In the 'Pioneer History' column of September 1980, a story about the early community of Orchard Grove, and some of its pioneers appeared. One of those early men was Charles Kenney (1792-1856), who came to Lake County in 1838 and purchased 160 acres of prairie land and 40 acres of timber land for the bargain price of $1.25 per acre. Pioneering with him was his son, Jeremiah M. Kenney (1823-1911), who was the grandfather of Jerry C. Kenney (1873-1958), the proprietor for several years of that prosperous implement shop in downtown Lowell.
Jerry C. Kenney was born on the old family homestead east of Lowell, near the east intersection of State Roads 2 and 55. His grandfather, Jeremiah M. Kenney, was the owner and operator of the general store on that corner from 1854 until about 1900. He was also the postmaster.
Jerry Clifford Kenney, nicknamed "Kip," was born in 1873, the son of George W. Kenney (1849-1924) and Olive Fuller Kenney, who died in 1922. His brothers and sisters were Cora, born in 1875; Vern, 1877; Murrell, 1879; and Charles, 1882. His half brother was Cordean (Cordie) G. Kenney, born in 1892. Cordie's wife, Bessie, was the secretary of the Lake County Historical Assn. for many years, and was a well-known historian.
As a child, Jerry Kenney traveled with his parents to Coates, Kan., where his mother died and was buried before the family returned to the Orchard Grove Community.
As a young lad, Jerry spent considerable amount of time at his grandfather's general store. Among the many jobs a young boy could do was candling and packing eggs, and young Jerry received his pay in pocketfuls of hard candy. Jerry learned the alphabet and arithmetic at the old Orchard Grove School, where his first teacher was Martha Haste.
In the spring of 1895, Jerry C. and his fiancee, Bertha Wallace (1878-1930), received an invitation to the 13th Annual Commencement of Crown Point High School. The invitation was from Bertha's cousin, and they drove the "Nine Mile Stretch" that hot day in ankle deep dust to attend the exercises. Earlier, they had decided to make the same day their wedding day, and were married by Rev. W.A. Mathews, who had given the Benediction at the program. At first they farmed the old Kenney Homestead, then built a new home on ten acres north of the corner and continued to farm the older farm.

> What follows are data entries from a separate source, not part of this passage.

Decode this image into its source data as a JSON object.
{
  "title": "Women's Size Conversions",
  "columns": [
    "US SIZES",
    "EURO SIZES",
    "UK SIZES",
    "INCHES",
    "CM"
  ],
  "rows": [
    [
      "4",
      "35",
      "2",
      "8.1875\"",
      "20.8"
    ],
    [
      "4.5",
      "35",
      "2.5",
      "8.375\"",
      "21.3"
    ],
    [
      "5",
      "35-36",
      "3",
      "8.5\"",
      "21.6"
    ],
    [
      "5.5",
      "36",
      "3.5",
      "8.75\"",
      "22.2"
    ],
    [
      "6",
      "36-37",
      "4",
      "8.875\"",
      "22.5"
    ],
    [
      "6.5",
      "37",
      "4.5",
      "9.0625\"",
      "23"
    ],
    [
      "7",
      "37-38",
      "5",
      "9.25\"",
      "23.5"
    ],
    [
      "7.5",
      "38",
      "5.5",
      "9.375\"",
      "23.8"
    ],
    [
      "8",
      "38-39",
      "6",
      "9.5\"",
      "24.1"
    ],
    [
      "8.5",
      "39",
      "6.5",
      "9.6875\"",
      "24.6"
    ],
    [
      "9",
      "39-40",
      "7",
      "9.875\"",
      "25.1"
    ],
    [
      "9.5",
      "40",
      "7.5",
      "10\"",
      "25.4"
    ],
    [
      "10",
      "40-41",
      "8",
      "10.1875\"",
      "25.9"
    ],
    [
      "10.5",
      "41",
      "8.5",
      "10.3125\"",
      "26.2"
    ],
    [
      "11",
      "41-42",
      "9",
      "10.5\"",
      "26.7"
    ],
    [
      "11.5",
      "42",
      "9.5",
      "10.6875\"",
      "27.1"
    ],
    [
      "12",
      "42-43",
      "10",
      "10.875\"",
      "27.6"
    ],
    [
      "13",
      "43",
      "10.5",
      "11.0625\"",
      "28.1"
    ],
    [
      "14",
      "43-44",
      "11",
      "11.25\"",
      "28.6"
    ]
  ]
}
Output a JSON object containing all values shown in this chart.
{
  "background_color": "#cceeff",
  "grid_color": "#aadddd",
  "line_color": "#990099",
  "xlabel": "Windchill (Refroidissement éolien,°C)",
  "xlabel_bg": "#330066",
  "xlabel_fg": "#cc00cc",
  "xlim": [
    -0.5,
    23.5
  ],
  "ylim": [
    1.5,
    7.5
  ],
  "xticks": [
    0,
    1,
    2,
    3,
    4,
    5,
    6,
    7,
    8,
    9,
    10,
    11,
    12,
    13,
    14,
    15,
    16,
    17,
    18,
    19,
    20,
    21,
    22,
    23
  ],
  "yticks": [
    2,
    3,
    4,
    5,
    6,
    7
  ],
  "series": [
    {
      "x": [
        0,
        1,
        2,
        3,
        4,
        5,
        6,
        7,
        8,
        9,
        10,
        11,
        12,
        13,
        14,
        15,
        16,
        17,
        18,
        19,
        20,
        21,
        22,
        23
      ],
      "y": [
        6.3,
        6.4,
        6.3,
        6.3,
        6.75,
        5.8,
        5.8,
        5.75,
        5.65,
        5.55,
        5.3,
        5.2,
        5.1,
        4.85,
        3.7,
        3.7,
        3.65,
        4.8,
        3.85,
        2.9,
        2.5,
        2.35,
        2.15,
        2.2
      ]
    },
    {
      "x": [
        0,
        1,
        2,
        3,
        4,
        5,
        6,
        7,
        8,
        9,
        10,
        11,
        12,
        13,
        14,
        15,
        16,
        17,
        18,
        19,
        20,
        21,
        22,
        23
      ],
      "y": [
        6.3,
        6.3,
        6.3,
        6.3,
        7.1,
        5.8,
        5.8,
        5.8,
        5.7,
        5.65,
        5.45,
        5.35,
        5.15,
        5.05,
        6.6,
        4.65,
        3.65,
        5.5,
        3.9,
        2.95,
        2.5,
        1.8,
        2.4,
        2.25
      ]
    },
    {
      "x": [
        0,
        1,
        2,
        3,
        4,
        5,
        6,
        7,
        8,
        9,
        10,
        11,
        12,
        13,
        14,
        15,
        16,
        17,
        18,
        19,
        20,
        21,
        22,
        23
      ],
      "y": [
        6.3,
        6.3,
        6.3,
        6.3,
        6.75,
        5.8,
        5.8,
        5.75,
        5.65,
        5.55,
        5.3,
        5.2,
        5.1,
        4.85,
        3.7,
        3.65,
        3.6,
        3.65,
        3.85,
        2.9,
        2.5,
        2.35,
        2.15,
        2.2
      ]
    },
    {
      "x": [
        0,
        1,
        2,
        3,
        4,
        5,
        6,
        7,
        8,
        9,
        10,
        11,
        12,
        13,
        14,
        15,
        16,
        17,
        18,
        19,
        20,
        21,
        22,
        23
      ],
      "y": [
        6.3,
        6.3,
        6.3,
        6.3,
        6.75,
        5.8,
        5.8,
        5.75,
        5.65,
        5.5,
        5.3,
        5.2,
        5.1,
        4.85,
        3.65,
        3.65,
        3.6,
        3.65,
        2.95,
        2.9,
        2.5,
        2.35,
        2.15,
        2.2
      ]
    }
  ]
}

In about 1900, at the time his grandfather sold the general store to George Fisher of Lowell, Jerry began work at the McCormick dealership in Lowell, and soon purchased the business. The old implement building also housed from 4-6 cows which were milked daily and driven to pasture by his son, Cecil. Cecil also delivered fresh milk in Lowell, carrying three one-quart pails in each hand.
Jerry and Bertha Kenney's children were Cecil, born in 1896; Stella O. (1899-1900); and Nelda Blanche, born in 1909.
Cecil Raymond Kenney married Mabelle L. Einspahr and their children are Virgadell D., married to Wayne E. Bateman, and Sandra R., married to Charles N. Wilson.
Nelda Blanche Kenney married Walter Dickey Childress (born in 1907) in 1926 and they were blessed with five children: Beverly A., married to George Wilkening; Jerry L., who married Mary L. Hall; W. Dickey, who married Wynona B. McDole; Joyce D., married to Walter D. Huseman; and Nancy, spouse of Don Kustron.
After Bertha's death in 1930, Jerry married Amanda Maude Dean in 1933.
In the Lake County Directory of 1909, Jerry C. Kenney is listed under "Implements, wagons and buggies" at the old address of 218 West Commercial, now East Commercial, with Telephone 27. In about 1911, the old implement building was removed and Jerry returned to the farm. He also went into the ditch contracting business for a time and continued farming and traveling until his retirement, when he lived in a small home on the farm of his son Cecil near Leroy.
Jerry "Kip" Kenney, descendant of a pioneer family and related to many other early pioneer families of southern Lake County by kinship and by friendship, died in 1958.